Als Hüterin der Menschenrechte bei ihren eigenen Mitgliedsstaaten hat die EU in diesem Fall wohl versagt: Das litauische Parlament könnte heute ein Gesetz gegen „Homo-Propaganda“ nach russischem Vorbild verabschieden.

Das Gesetz soll Lesben- und Schwulenparaden sowie öffentliche Reden, Druckerzeugnisse und audiovisuelle Materialien, welche die Anliegen von LGBTI unterstützen, verbieten. Bei einem Verstoß drohen Strafen zwischen 300 und 900 Euro, im Wiederholungsfall verdoppeln sich die Strafen auf bis zu 1800 Euro.

Eingebracht wurde das Gesetz von Petras Gražulis, Abgeordneter der rechtsnationalen „Partei für Recht und Ordnung“. Er hat bereits in den letzten Jahren publikumswirksam gegen Rechte für Lesben und Schwule demonstriert und kampanisiert.

Für Gražulis ist das Gesetz notwendig, da das „litauische Rechtssystem derzeit eine Schwäche hat, wenn die Bewerbung der harmonischen traditionellen Familie oft als unbegründet und illegale Diskriminierung sexueller Minderheiten empfunden wird“.

Die Partei von Petras Gražulis ist derzeit in einer Koalition mit den Sozialdemokraten von Premierminister Algirdas Butkevičius.

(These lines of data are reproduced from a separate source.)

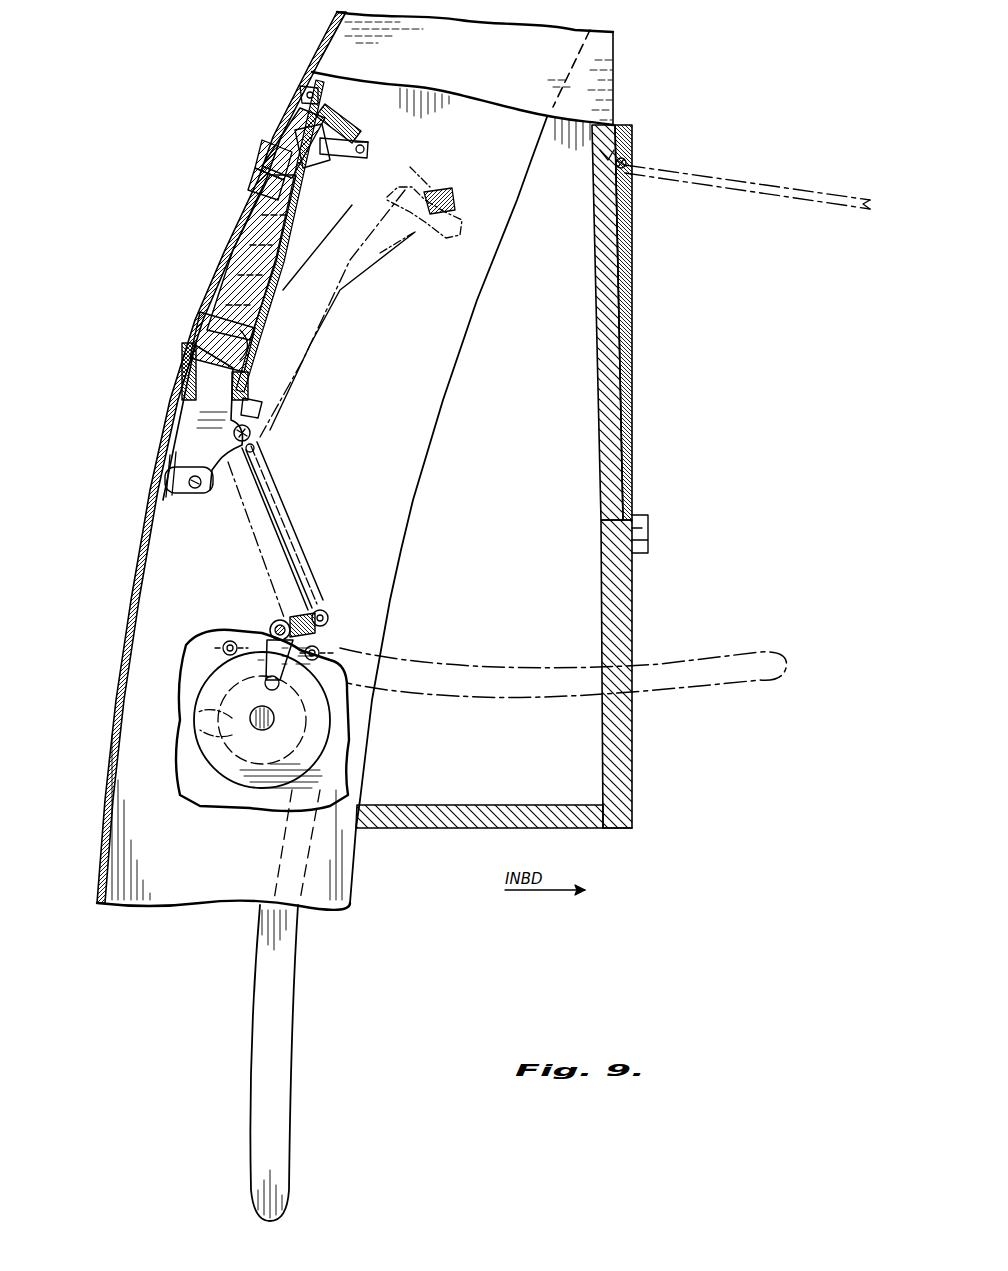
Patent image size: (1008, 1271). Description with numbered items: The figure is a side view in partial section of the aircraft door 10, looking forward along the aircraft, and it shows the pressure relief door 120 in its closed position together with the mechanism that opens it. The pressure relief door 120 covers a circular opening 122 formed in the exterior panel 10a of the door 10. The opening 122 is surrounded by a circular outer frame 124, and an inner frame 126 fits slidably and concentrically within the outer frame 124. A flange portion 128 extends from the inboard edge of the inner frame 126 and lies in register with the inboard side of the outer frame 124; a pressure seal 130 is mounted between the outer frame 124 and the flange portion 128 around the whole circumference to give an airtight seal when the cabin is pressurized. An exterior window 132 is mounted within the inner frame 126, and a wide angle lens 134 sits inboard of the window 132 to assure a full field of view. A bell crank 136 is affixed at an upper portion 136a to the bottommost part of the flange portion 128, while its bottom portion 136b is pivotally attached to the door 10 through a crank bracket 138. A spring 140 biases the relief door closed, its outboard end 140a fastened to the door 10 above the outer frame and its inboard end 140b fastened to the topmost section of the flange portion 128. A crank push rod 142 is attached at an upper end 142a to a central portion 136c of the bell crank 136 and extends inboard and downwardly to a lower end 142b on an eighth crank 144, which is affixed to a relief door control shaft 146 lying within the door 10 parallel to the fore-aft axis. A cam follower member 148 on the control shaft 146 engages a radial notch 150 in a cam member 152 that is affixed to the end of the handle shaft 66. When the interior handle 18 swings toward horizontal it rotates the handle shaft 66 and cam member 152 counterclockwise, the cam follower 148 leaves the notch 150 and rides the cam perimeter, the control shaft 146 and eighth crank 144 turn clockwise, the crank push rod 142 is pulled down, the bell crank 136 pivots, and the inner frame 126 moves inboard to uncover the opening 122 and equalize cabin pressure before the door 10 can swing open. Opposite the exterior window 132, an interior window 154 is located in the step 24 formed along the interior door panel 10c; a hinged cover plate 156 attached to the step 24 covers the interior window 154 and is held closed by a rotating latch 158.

The door 10 is at (150, 875).
The exterior panel 10a is at (190, 457).
The interior door panel 10c is at (420, 470).
The interior handle 18 is at (272, 1038).
The steps 24 is at (634, 613).
The handle shaft 66 is at (262, 724).
The pressure relief door 120 is at (205, 290).
The opening 122 is at (273, 152).
The outer frame 124 is at (277, 130).
The inner frame 126 is at (247, 175).
The flange portion 128 is at (313, 175).
The pressure seal 130 is at (330, 120).
The exterior window 132 is at (233, 248).
The wide angle lens 134 is at (283, 242).
The bell crank 136 is at (217, 427).
The upper portion 136a is at (253, 407).
The bottom portion 136b is at (193, 495).
The central portion 136c is at (250, 432).
The crank bracket 138 is at (173, 497).
The spring 140 is at (357, 128).
The outboard end 140a is at (333, 80).
The inboard end 140b is at (368, 147).
The crank push rod 142 is at (293, 523).
The upper end 142a is at (256, 452).
The lower end 142b is at (326, 608).
The eighth crank 144 is at (287, 613).
The relief door control shaft 146 is at (268, 623).
The cam follower member 148 is at (347, 637).
The radial notch 150 is at (266, 670).
The cam member 152 is at (222, 745).
The interior window 154 is at (600, 415).
The hinged cover plate 156 is at (625, 345).
The rotating latch 158 is at (650, 527).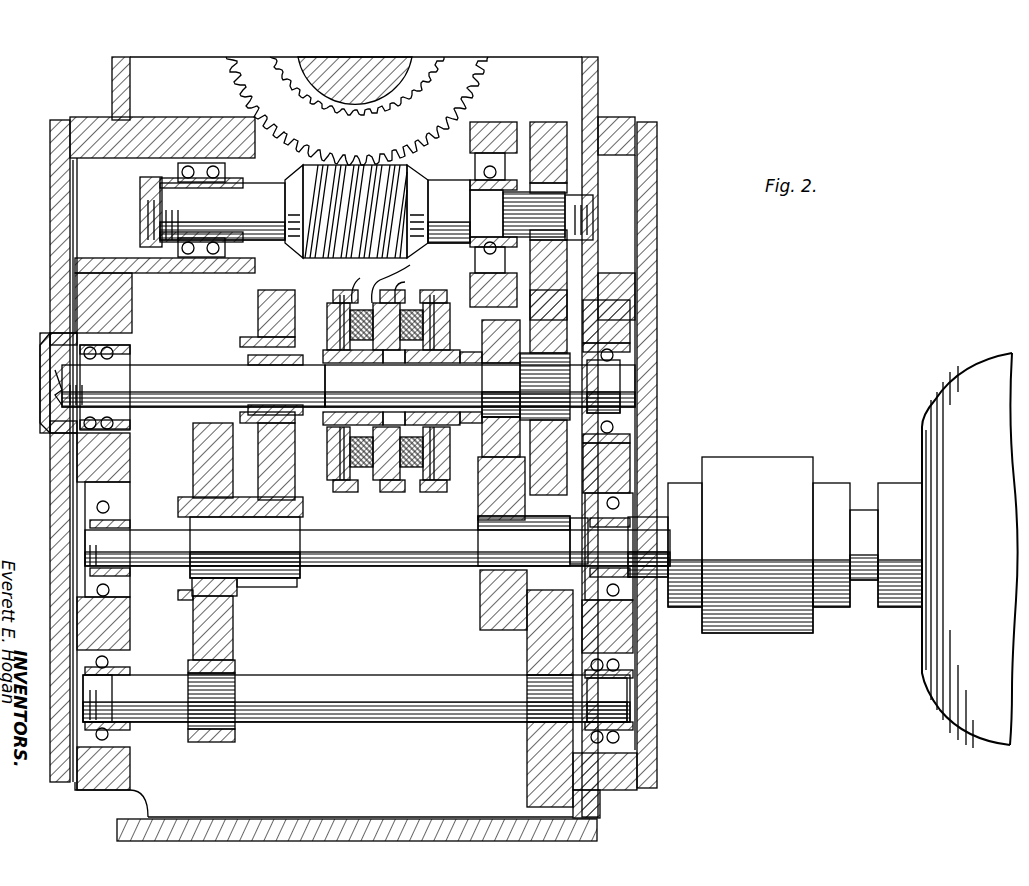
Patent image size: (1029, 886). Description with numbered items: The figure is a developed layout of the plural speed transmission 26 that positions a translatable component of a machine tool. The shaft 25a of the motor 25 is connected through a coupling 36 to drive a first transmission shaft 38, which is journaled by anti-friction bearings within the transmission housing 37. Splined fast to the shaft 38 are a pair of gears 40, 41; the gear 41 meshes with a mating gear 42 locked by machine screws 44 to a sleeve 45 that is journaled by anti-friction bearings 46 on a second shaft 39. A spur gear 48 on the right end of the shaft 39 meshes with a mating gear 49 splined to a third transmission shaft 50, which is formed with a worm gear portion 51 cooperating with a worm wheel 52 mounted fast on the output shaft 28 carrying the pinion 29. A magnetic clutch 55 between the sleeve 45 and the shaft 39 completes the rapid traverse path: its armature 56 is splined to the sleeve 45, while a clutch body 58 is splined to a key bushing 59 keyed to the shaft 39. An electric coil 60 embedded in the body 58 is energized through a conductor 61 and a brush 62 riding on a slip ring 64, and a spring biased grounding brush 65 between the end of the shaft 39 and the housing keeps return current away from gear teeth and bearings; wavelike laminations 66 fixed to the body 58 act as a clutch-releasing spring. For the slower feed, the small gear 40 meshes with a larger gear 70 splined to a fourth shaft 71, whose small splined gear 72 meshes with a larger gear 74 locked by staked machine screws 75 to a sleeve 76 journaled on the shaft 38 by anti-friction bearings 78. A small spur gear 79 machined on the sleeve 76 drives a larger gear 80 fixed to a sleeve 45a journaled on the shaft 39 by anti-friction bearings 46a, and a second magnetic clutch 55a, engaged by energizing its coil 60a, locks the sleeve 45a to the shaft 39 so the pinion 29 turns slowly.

The motor 25 is at (960, 392).
The motor shaft 25a is at (866, 518).
The transmission 26 is at (645, 192).
The output shaft 28 is at (355, 80).
The pinion 29 is at (345, 122).
The coupling 36 is at (738, 470).
The transmission housing 37 is at (657, 436).
The first transmission shaft 38 is at (362, 566).
The second shaft 39 is at (330, 393).
The gear 40 is at (555, 514).
The gear 41 is at (480, 500).
The mating gear 42 is at (482, 345).
The machine screws 44 is at (482, 450).
The sleeve 45 is at (463, 387).
The sleeve 45a is at (330, 345).
The anti-friction bearings 46 is at (500, 415).
The anti-friction bearings 46a is at (276, 365).
The spur gear 48 is at (575, 392).
The mating gear 49 is at (546, 130).
The third transmission shaft 50 is at (443, 195).
The worm gear portion 51 is at (330, 258).
The worm wheel 52 is at (468, 92).
The magnetic clutch 55 is at (407, 490).
The second magnetic clutch 55a is at (368, 487).
The armature 56 is at (432, 387).
The clutch body 58 is at (383, 352).
The key bushing 59 is at (398, 366).
The electric coil 60 is at (447, 300).
The clutch coil 60a is at (374, 453).
The conductor 61 is at (411, 276).
The brush 62 is at (410, 284).
The slip ring 64 is at (351, 277).
The grounding brush 65 is at (55, 385).
The laminations 66 is at (414, 392).
The gear 70 is at (530, 652).
The fourth shaft 71 is at (392, 675).
The splined gear 72 is at (237, 668).
The gear 74 is at (233, 620).
The staked machine screws 75 is at (192, 598).
The sleeve 76 is at (242, 500).
The anti-friction bearings 78 is at (265, 527).
The spur gear 79 is at (285, 588).
The gear 80 is at (262, 307).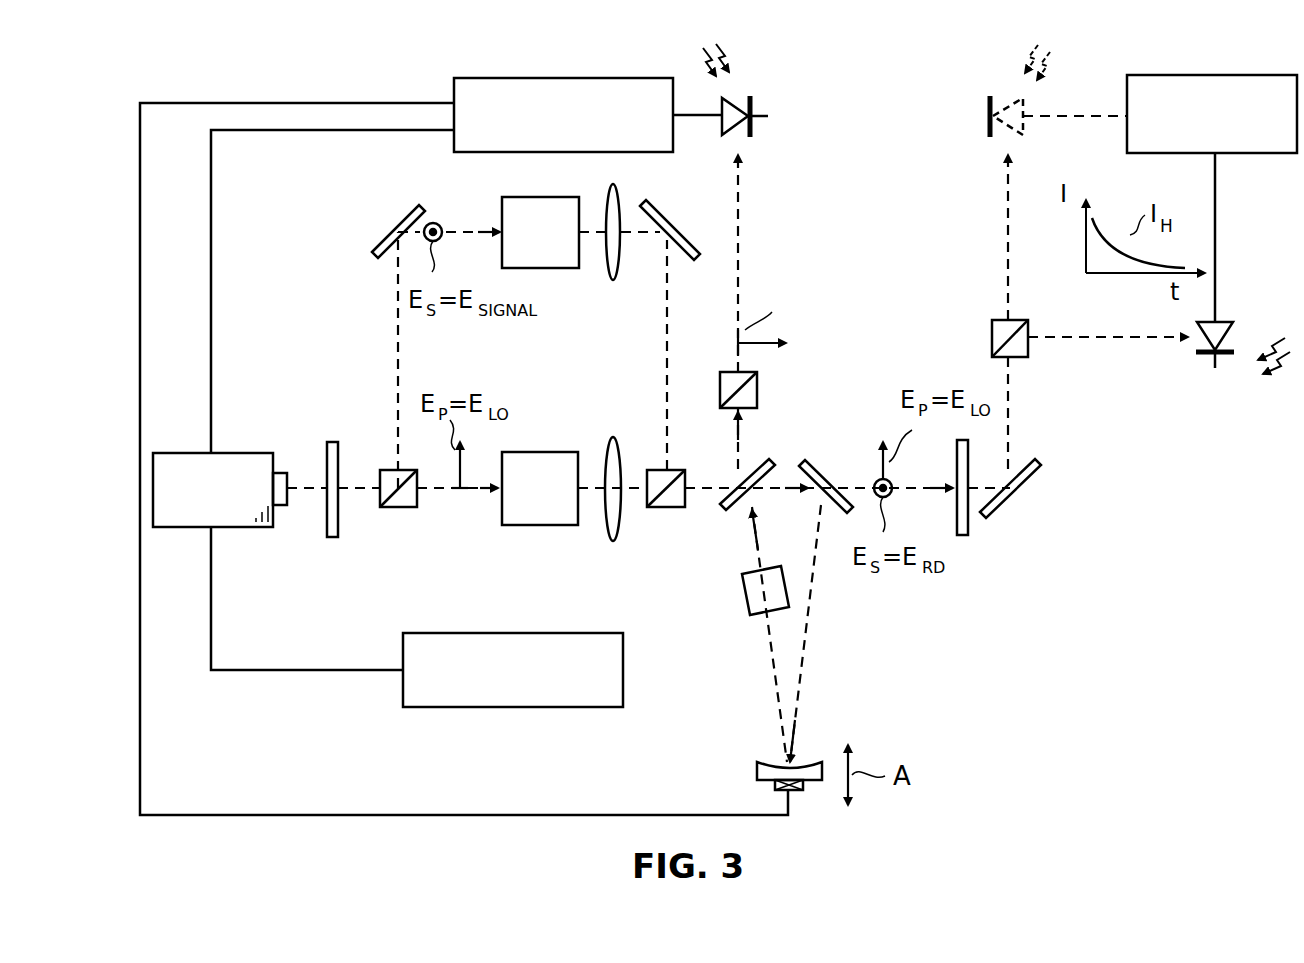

Und Gražulis hat drei noch weitere homophobe Gesetze in der Warteschlange: In den nächsten Wochen möchte er beispielsweise einen Entwurf einbringen, nach dem die Veranstalter von Lesben- und Schwulenparaden alle Ausgaben tragen müssen, die zur Absicherung der öffentlichen Ordnung im Rahmen der Veranstaltung notwendig sind. Da die Paraden meistens von massiven Protesten von Rechtsextremen begleitet waren, wären die Veranstaltungen so nicht mehr finanzierbar.

Die Regierung ist gegen die Gesetzesentwürfe von Gražulis, die Abstimmung im litauischen Parlament findet heute statt.